Because of these reasons and many more, plants are now considered an essential part of any environment in which people live and work. Designers and architects will generally include plants in the environments they design.
Plants bring a calming, relaxing energy into spaces. Plants also bring in nature’s beauty, which contrasts and enhances easily with any style of furnishings and color schemes.
Plants bring the outside in, to integrate the natural flow between people and nature.
To me, the operative meaning for biophilia is life! There are so many environments that are stagnant, heavy, boring, and lifeless. Simply by bringing in plants, this energy can be changed.
If you just want to refresh a room without redecorating, rearrange your furniture and make space for a large plant or two. You have instantly created a shift in how you will experience the new environment.
Movement is such a key part of design. Plants’ leaves move outdoors with the wind and rain; indoors we can turn our plant to the light and move them closer or further away from the furnishings as balance dictates. By simply shifting a small accessory or a large piece of furniture in relation to the plant, you have changed the feeling of the space and possibly the use of the same space. Plants can fill spaces or add interest. They can either soften or bring life to inanimate objects.
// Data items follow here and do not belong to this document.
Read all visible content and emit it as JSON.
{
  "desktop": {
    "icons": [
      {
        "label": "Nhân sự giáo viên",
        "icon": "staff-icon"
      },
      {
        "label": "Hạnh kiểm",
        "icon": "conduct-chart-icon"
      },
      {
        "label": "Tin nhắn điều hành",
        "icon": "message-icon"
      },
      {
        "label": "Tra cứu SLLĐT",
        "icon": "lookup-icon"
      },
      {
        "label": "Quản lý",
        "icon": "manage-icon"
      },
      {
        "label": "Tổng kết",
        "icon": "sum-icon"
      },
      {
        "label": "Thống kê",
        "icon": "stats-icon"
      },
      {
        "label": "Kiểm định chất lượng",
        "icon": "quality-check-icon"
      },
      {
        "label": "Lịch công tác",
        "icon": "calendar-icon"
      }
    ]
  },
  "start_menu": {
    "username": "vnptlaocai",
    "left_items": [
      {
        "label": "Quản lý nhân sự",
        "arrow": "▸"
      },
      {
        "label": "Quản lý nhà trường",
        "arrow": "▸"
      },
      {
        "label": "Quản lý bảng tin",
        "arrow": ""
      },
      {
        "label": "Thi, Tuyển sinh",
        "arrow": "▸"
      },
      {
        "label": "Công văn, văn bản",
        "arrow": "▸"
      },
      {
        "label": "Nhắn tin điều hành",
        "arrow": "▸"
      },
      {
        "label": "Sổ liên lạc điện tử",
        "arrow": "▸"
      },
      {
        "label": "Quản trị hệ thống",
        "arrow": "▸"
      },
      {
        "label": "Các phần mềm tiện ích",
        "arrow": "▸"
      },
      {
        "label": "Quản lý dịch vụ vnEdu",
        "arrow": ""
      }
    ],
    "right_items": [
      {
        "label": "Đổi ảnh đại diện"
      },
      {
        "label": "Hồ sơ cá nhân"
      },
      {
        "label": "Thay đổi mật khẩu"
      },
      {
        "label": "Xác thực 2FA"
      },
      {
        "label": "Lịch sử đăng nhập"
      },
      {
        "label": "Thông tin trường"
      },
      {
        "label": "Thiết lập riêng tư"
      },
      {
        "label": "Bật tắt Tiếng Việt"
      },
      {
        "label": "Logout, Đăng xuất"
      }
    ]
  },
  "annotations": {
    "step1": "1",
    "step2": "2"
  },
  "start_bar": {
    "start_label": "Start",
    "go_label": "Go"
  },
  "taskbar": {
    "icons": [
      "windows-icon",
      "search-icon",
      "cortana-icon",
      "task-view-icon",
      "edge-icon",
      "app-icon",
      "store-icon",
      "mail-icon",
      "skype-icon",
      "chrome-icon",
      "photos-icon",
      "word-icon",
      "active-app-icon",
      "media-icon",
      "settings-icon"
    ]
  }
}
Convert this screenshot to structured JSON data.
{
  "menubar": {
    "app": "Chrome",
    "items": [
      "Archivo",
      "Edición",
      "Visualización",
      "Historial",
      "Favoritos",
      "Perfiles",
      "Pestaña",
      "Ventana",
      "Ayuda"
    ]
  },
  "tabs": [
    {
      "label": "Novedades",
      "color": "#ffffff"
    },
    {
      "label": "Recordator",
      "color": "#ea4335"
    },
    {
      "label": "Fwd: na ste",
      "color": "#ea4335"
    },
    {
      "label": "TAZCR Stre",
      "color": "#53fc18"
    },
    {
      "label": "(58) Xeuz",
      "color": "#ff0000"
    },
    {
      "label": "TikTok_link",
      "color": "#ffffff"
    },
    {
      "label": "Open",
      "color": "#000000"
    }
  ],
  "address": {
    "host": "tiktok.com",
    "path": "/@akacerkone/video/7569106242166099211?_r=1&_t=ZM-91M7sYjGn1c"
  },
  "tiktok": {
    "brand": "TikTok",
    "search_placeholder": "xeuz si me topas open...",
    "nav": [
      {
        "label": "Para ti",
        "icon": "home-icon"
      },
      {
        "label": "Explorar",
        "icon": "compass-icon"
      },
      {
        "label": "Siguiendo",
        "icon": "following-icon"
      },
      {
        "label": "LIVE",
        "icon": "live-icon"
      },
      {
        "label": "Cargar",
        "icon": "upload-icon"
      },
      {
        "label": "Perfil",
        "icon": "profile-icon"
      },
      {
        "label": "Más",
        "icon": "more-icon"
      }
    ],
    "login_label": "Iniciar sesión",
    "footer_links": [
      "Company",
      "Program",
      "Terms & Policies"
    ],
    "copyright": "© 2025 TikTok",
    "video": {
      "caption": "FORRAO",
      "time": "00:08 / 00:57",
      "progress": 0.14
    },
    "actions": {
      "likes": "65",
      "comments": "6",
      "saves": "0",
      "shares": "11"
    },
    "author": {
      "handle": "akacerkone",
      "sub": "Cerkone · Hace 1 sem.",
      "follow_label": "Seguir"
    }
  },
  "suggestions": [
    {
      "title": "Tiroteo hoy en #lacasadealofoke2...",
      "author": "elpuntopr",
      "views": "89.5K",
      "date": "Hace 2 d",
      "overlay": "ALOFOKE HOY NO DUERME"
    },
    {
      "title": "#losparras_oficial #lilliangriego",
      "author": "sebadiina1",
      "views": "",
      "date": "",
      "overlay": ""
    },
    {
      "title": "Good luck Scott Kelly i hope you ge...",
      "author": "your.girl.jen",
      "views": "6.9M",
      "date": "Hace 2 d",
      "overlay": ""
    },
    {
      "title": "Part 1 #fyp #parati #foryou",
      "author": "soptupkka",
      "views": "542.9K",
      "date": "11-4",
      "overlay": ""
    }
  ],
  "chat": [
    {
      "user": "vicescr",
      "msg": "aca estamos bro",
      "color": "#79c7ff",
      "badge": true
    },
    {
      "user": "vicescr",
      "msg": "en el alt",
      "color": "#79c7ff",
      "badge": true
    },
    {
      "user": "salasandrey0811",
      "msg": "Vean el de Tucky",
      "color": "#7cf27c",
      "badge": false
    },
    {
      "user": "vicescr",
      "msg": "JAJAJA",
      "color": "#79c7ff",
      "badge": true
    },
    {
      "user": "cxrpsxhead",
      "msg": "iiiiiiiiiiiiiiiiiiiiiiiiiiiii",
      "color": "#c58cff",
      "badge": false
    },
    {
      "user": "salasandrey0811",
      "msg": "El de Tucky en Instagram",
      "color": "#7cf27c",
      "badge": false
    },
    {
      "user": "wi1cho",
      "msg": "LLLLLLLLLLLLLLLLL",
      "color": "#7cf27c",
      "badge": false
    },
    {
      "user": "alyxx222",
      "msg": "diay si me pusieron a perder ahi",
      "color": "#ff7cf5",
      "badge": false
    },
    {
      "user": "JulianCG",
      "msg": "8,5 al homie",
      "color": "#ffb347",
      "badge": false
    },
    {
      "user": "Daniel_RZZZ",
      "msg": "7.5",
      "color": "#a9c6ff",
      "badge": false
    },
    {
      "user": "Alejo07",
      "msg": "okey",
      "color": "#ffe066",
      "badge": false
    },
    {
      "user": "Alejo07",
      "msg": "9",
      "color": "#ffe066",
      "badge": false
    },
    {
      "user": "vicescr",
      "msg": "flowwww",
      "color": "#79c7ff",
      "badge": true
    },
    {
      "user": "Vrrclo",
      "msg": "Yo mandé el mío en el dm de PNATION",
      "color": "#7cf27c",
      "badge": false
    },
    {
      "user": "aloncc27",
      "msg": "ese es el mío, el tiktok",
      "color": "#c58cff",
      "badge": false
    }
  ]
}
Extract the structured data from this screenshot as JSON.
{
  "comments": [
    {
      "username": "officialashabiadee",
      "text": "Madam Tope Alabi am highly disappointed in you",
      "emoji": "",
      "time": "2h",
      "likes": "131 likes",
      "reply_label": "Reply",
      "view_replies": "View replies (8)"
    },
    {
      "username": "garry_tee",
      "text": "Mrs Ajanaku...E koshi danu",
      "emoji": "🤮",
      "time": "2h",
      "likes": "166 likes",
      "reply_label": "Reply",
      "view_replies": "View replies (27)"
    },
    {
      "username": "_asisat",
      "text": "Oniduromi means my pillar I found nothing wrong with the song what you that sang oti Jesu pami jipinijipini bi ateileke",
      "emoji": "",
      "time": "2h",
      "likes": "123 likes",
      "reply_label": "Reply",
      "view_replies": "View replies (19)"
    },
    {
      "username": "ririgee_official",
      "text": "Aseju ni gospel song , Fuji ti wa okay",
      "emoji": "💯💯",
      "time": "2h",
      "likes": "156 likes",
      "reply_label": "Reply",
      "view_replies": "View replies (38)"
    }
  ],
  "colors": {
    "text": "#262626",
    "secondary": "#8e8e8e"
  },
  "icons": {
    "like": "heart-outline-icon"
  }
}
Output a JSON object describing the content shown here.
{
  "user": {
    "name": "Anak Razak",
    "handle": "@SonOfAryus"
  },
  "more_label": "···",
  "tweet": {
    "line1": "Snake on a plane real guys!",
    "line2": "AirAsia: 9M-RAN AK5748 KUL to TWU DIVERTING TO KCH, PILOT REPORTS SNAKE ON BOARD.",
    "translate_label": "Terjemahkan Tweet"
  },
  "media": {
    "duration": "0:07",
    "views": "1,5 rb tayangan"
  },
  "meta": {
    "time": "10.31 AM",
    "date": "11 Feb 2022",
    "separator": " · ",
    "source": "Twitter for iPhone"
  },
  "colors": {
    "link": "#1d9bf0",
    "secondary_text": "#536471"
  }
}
As we already spend at least 85%-90% of our time indoors even before the pandemic, we once again find the need to rethink and redefine our indoor spaces.
During this time of change in everyone’s lifestyle, we are looking for nurturing and healing from the stress of the changes. Our behaviors at home have changed and our choices may be all topsy-turvy.
The experiences of peace, joy, and comfort have been turned more inward, and our homes are the place we turn to for those needs to be met. By nurturing a plant, we can nurture ourselves. I like to say, “When we water a plant, we are watering ourselves, too.”
Since we are now eating outdoors when we are with friends and relatives, our patios have become our living room for entertainment and dining. This is a perfect place to add some potted plants to make it more cozy, warm, and inviting.
And what about the entrance to a home? This is the first place to say, “Welcome.” A living part of nature is the best way to say we value life inside.
Because biophilic design can reduce stress, enhance creativity and clarity of thought, improve well-being, and expedite healing, going forward there will be far greater attention given to this philosophy which articulates the relationships between nature, human biology and the design of the built environment.
Above all, biophilic design must nurture a love of place.
Always remember, rooms have no feelings, YOU do!